The Aussie doctor fighting COVID in our poorest neighbouring country
“God led me into this position”
Ian Marr never wanted to be a doctor. But God had different ideas. And now, Marr – a boy from Orange, NSW – is a helping lead the charge against COVID-19 in the fledgling nation of Timor-Leste in South-East Asia.
This is no easy feat in a newly independent, poverty-stricken country that’s still recovering from years of civil war. And COVID has added massive pressure to its already struggling health system.
Marr – now a leading expert in infectious disease – had been working in Timor-Leste for six months before the pandemic hit. He was helping to build the capacity of laboratories to diagnose infectious diseases, and to create an infectious disease service within their national hospital.
“I feel very strongly that God’s led me on this path and into the position that I’m in right now.” – Ian Marr
According to Marr, infectious diseases account for up to 90 per cent of hospital patients in many low socio-economic countries like Timor-Leste and West Africa, where he worked previously.
“In a lot of these countries, people will present with a fever. It could be malaria or tuberculosis. But you know, it could be something else that you’d just be sitting there without the ability to say ‘this is what it is’,” says Marr, explaining the importance of developing diagnostics to host Tim Costello on the latest episode of Eternity‘s Hope in Crisis podcast.
Marr’s attraction to the medical profession began when he was diagnosed with cancer at age 18 and spent much of the following year in hospital. After attending medical school, he felt called to train as an infectious disease physician and microbiologist.
“I never wanted to be a doctor. Growing up in Orange, I had many different ideas about who I wanted to be and what I was going to become. But I feel very strongly that God’s led me on this path and into the position that I’m in right now. And I’d like to be able to use that to bring glory and honour to him,” he says.
When COVID-19 descended upon Timor-Leste, it proved to be far more than just another disease to diagnose and then arrange the logistical puzzle of quarantine and contact tracing. Firstly, Marr’s work was complicated by the fact that he and his family had to return to their home in Perth before Australia’s borders closed. However, from here, he’s continuing his work coordinating COVID-19 testing with laboratories in Timor-Leste.
“The hospital is paying upwards of eight to ten times the cost for regular medicines.” – Ian Marr
So far there have only been only around 30 cases of coronavirus recorded in Timor-Leste, due to the aggressive lockdown measures taken when COVID hit. This has bought time for Marr and his team to get COVID testing up and running. However, Timor-Leste has very meagre resources with which to fight this pandemic when compared to developed nations.
“[Good] health care access is something that in Australia we’re very blessed to have. In Victoria at the moment, it’s pulling out 30,000 COVID tests a day – it’s crazy. The sort of numbers that Australia’s able to pull off is quite astronomical. In the States, similarly, they’re [testing] such massive numbers,” says Marr.
“[In Timor-Leste] we’re at [a total of] 3500 tests out, but they don’t have the capability to be able to screen [everyone] and open up their borders entirely. And so, their only real asset is to be able to shut down, to lock borders, pull out the army to stop movement. That has big ramifications long term.”
These ramifications are already being felt. So while infection rates are low, coronavirus could result in economic devastation for Timor-Leste.

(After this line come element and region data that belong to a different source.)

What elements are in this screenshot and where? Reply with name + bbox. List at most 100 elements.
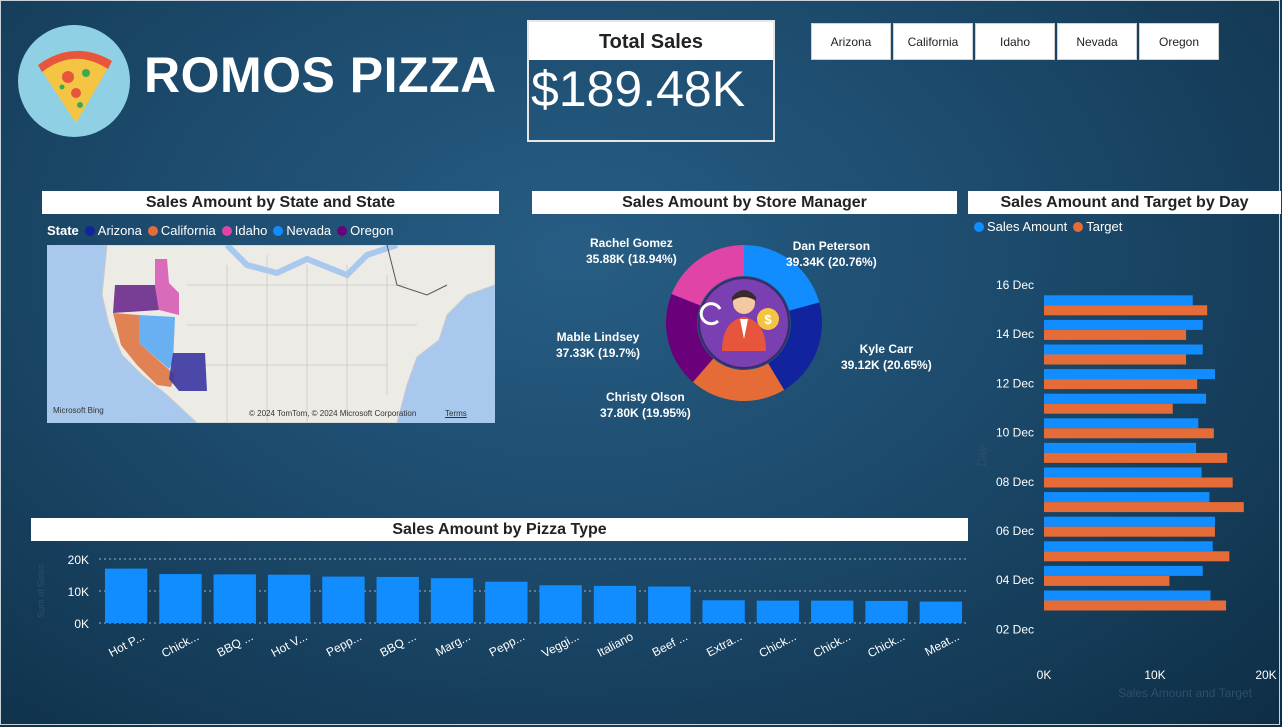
donut-label-mable: Mable Lindsey 37.33K (19.7%) (556, 329, 640, 361)
bar[interactable] (1044, 516, 1215, 527)
bar[interactable] (1044, 344, 1203, 355)
bar[interactable] (865, 600, 908, 623)
bing-logo: Microsoft Bing (53, 406, 104, 415)
us-state-map[interactable]: Microsoft Bing © 2024 TomTom, © 2024 Mic… (47, 245, 495, 423)
pizza-panel-title: Sales Amount by Pizza Type (31, 518, 968, 541)
bar[interactable] (1044, 502, 1244, 513)
bar[interactable] (1044, 379, 1198, 390)
slicer-nevada[interactable]: Nevada (1057, 23, 1137, 60)
legend-item-sales-amount[interactable]: Sales Amount (974, 219, 1067, 234)
bar[interactable] (376, 576, 419, 623)
x-tick-label: BBQ ... (378, 629, 419, 660)
x-tick-label: Pepp... (324, 629, 364, 659)
y-tick-label: 14 Dec (996, 327, 1034, 341)
bar[interactable] (1044, 354, 1187, 365)
x-tick-label: Hot P... (106, 629, 147, 659)
y-tick-label: 04 Dec (996, 573, 1034, 587)
bar[interactable] (1044, 541, 1213, 552)
sales-by-pizza-type-chart: 0K 10K 20K Sum of Sales Hot P... Chick... BBQ … (36, 553, 968, 660)
legend-item-idaho[interactable]: Idaho (221, 223, 268, 238)
bar[interactable] (485, 581, 528, 623)
bar[interactable] (811, 600, 854, 623)
bar[interactable] (213, 574, 256, 623)
y-tick-label: 10 Dec (996, 426, 1034, 440)
bar[interactable] (1044, 600, 1227, 611)
bar[interactable] (1044, 393, 1207, 404)
slice-name: Rachel Gomez (590, 236, 673, 250)
legend-dot (273, 225, 284, 236)
legend-dot (221, 225, 232, 236)
bar[interactable] (1044, 590, 1211, 601)
donut-panel-title: Sales Amount by Store Manager (532, 191, 957, 214)
bar[interactable] (1044, 477, 1233, 488)
legend-label: Target (1086, 219, 1123, 234)
slicer-arizona[interactable]: Arizona (811, 23, 891, 60)
bar[interactable] (539, 585, 582, 623)
donut-label-dan: Dan Peterson 39.34K (20.76%) (786, 238, 877, 270)
x-tick-label: 0K (1037, 668, 1052, 682)
slicer-california[interactable]: California (893, 23, 973, 60)
slicer-idaho[interactable]: Idaho (975, 23, 1055, 60)
state-oregon[interactable] (113, 285, 159, 313)
sales-target-by-day-chart: 16 Dec 14 Dec 12 Dec 10 Dec 08 Dec 06 Dec 04 D… (975, 278, 1277, 700)
y-tick-label: 08 Dec (996, 475, 1034, 489)
bar[interactable] (1044, 305, 1208, 316)
bar[interactable] (1044, 551, 1230, 562)
bar[interactable] (159, 574, 202, 623)
bar[interactable] (104, 568, 148, 623)
slice-value: 37.33K (19.7%) (556, 346, 641, 360)
bar[interactable] (1044, 575, 1170, 586)
slicer-oregon[interactable]: Oregon (1139, 23, 1219, 60)
x-tick-label: Pepp... (487, 629, 527, 659)
bar[interactable] (593, 585, 637, 623)
bar[interactable] (1044, 467, 1202, 478)
legend-label: Idaho (234, 223, 268, 238)
x-tick-label: Chick... (865, 629, 907, 660)
bar[interactable] (430, 578, 474, 623)
y-axis-label: Sum of Sales (36, 564, 46, 618)
y-tick-label: 06 Dec (996, 524, 1034, 538)
legend-item-california[interactable]: California (147, 223, 216, 238)
bar[interactable] (267, 574, 311, 623)
bar[interactable] (1044, 369, 1215, 380)
bar[interactable] (648, 586, 691, 623)
y-tick-label: 02 Dec (996, 622, 1034, 636)
x-tick-label: Meat... (922, 629, 961, 659)
legend-item-target[interactable]: Target (1073, 219, 1122, 234)
pizza-logo-icon (18, 25, 130, 137)
slice-name: Christy Olson (606, 390, 685, 404)
bar[interactable] (1044, 452, 1228, 463)
bar[interactable] (756, 600, 800, 623)
slice-name: Dan Peterson (792, 239, 871, 253)
bar[interactable] (1044, 295, 1193, 306)
bar[interactable] (1044, 565, 1203, 576)
bar[interactable] (1044, 492, 1210, 503)
day-panel-title: Sales Amount and Target by Day (968, 191, 1281, 214)
bar[interactable] (1044, 319, 1203, 330)
bar[interactable] (1044, 329, 1187, 340)
donut-label-christy: Christy Olson 37.80K (19.95%) (600, 389, 691, 421)
map-terms-link[interactable]: Terms (445, 409, 467, 418)
bar[interactable] (322, 576, 365, 623)
bar[interactable] (1044, 418, 1199, 429)
bar[interactable] (702, 600, 745, 623)
legend-item-arizona[interactable]: Arizona (84, 223, 142, 238)
bar[interactable] (1044, 428, 1214, 439)
dollar-sign: $ (764, 312, 772, 327)
state-arizona[interactable] (169, 353, 207, 391)
state-slicer: Arizona California Idaho Nevada Oregon (811, 23, 1219, 60)
x-tick-label: Chick... (757, 629, 799, 660)
bar[interactable] (1044, 442, 1197, 453)
map-copyright: © 2024 TomTom, © 2024 Microsoft Corporat… (249, 409, 417, 418)
kpi-title: Total Sales (529, 22, 773, 60)
legend-item-oregon[interactable]: Oregon (337, 223, 394, 238)
bar[interactable] (919, 601, 963, 623)
x-tick-label: Chick... (811, 629, 853, 660)
bar[interactable] (1044, 403, 1173, 414)
x-tick-label: Italiano (595, 629, 636, 660)
y-tick-label: 20K (68, 553, 89, 567)
legend-label: Nevada (286, 223, 332, 238)
y-tick-label: 12 Dec (996, 376, 1034, 390)
bar[interactable] (1044, 526, 1215, 537)
legend-item-nevada[interactable]: Nevada (273, 223, 331, 238)
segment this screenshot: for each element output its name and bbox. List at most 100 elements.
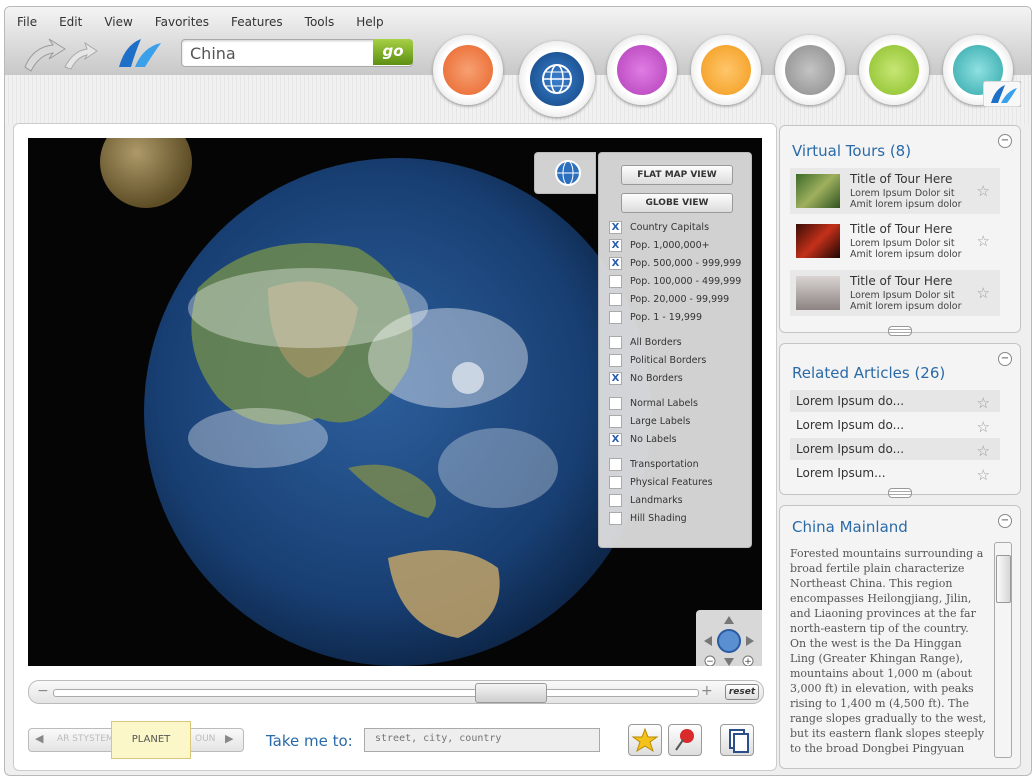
checkbox[interactable] [609,311,622,324]
checkbox[interactable] [609,336,622,349]
back-forward-arrow-icon[interactable] [19,37,99,73]
collapse-info-button[interactable]: − [998,514,1012,528]
menu-help[interactable]: Help [356,15,383,29]
article-item[interactable]: Lorem Ipsum do... ☆ [790,414,1000,436]
layer-option[interactable]: X No Borders [609,372,683,386]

The country does not produce much of its own food and resources, and in its population of 1.2 million, 300,000 people are malnourished. The added impact of an aggressive COVID lockdown – requiring the closing of borders and trade with neighbouring nations, especially Indonesia – is already leading to what Marr describes as a “slow decline”.
“We’re seeing now that pharmacies in town are running very low on all sorts of stock. The hospital is paying upwards of eight to ten times the cost for regular medicines, so it’s a challenge to try and get access to the drugs they need …
“So you can see that whilst COVID isn’t such a problem right now, the outcome … is going to cause pain and disharmony.”
“These people understand truly what it is to have nothing but God by their side.” – Ian Marr
In spite of these seemingly dire outcomes, Marr is struck by the hope of people in Timor-Leste, and in other countries facing huge challenges with a lack of material resources.
“There aren’t the material assets, there aren’t the health care systems, or swathes of doctors to help people … But in a lot of these countries, people have a hope in Christ. They truly do know God and they see the hope that is on the other side of this earth.
“These people that are just emboldened with hope, that have such an understanding of God’s love, that understand truly what it is to have nothing but God by their side and to walk with God …
“That sort of hope gives you hope. Sometimes I think we can forget, even the medical profession, what it’s all about. You can forget that this world is just a glimmer, it’s just a flicker, and then eternity’s on the other side.”
This article is developed from this week’s podcast episode of Hope in Crisis, with host Tim Costello.